If you have not heard the term Cloud Computing by now then you have either been on a very long vacation to a deserted island or you probably still use a typewriter instead of a computer. Either way you have managed to dodge one of the latest buzzwords in I.T spheres with great talent.
Cloud computing is basically computing on the Internet. However, although you generally experience cloud computing via a web browser, we are not just talking about browsing web pages on the internet for information purposes but rather performing software application functions that have traditionally been executed with software and data that is installed/located on your computers own hard drive. The latter is known as desktop computing.
An example of Cloud Computing versus Desktop Computing would be Google Docs (Cloud) versus Microsoft Office (installed on your computer). With Google Docs both the ability to edit documents and the documents themselves are located on a web server hosted by Google. With Microsoft Office you will purchase a CD (or download the install file), install the software on your computer and use the features on your computer and save the documents on your computer.
With companies like Google we are seeing an exponential increase in the rate that desktop functionality is moving onto the web (cloud). In fact Google’s Chrome Operating System is an attempt to replace your desktops Windows (or Mac OS) environment with a Web Browser, from where you will conduct all your normal computing functions online. Google’s App Store provides a number of web based application to be used in their web environment.
I for one have become a big fan of cloud computing but have to come to realise that cloud computing, although excellent for certain types of functionality is not best for every type of function.
In this article we will look at some of the pros and cons of Cloud Computing versus Desktop Computing and see what implications this has for your spa.
The nature of your work
The nature of the work you are performing will dictate to a large extent whether it should be desktop based or cloud based and in my opinion the following functionality should be desktop based:
You may be surprised that I say bookings must be desktop based but if you remember when you first moved from your manual bookings book to computerised booking you will recall the fear and uncertainty about the event of the computer crashing and you not having a book to fall back on. Internet connectivity if far less reliable especially in South Africa and you will experience downtime (even if you don’t notice it) at least once a day on your own Internet connection.
The claim that online software providers will make is that they boast 99% uptime on their servers. This is great, but it is not generally their internet connectivity that we are worried about it is your own. I have seen businesses whose Internet has gone down for weeks on end, either due to cable theft or some other problem with their computer or their method for connecting to the internet.
In my opinion bookings should be a hybrid solution, which we will talk about later.
Daily sales transactions is another function that I believe should be hosted locally. The reason being is that transactions need to be posted real time and if your own internet connection goes down then you will not be able to post transactions for clients and will therefore not be able to print them a receipt, update their history etc. This will have a knock on effect to stock control and day end cash ups, amongst other things.
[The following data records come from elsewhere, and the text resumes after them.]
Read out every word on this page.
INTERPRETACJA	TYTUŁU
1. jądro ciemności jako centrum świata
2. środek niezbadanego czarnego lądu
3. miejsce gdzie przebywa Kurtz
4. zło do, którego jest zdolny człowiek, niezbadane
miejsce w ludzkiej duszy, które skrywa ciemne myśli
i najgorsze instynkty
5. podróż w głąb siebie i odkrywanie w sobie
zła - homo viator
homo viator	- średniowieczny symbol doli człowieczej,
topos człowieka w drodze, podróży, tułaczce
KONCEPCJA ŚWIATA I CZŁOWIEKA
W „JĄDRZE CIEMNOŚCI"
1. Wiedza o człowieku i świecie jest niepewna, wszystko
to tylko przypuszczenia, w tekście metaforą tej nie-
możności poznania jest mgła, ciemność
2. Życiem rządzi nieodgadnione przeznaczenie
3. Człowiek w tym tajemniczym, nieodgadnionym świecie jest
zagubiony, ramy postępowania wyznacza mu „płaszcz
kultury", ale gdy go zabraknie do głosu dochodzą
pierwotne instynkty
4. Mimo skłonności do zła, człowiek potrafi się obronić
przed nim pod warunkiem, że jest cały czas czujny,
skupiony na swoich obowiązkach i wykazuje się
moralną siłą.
I believe that the following can or should be available on the web (cloud).
Because reports are not real time transactions that need to get posted while a client is standing in front of you it means that they can be web based. The nature of working with reports is that you view them at random times and in random places. For example, you may be on holiday and want to know how your spa is doing, then a web based report will be perfect. You may also want to work from home after hours and web based reporting ability will make this possible.
If your own internet connection goes down it is not generally the end of the world because you can usually either wait for it to come back on or connect to the internet using an alternative method like a cell phone / 3g connection or even a wifi hotspot at a coffee shop.
Renting space in the clouds
Cloud computing is also referred to as Software as a Service (SaaS). This implies that rather than paying an upfront fee for a software package and receiving a CD or downloadable install file you are rather just paying for the service of renting space and functionality on someone else’s computer.
The down side is that you generally need to keep paying for the service and do not really receive any ownership of your software. Therefore it’s more of an expense than an Asset.
If you stop paying you stand the chance of being cut off from your data, whereas with desktop computing your data is on your hard drive and you generally have easier access and more control over it.
I believe therefore that a hybrid (combination of desktop and cloud computing) is the ultimate solution for a spa. This will allow the core transactional activities to take place without effect from internet connectivity and still give you the freedom of getting information wherever and whenever you desire it.
A hybrid solution will even make possible the ability to show bookings on the web but also have them locally available on your own computer and thus daily trading will not be affected by internet connectivity.
The hybrid solution does require that your own computer acts as a web server or sends data to a web server so that it can be viewed on the web. This will depend on the capabilities of your software provider and their method for making this possible.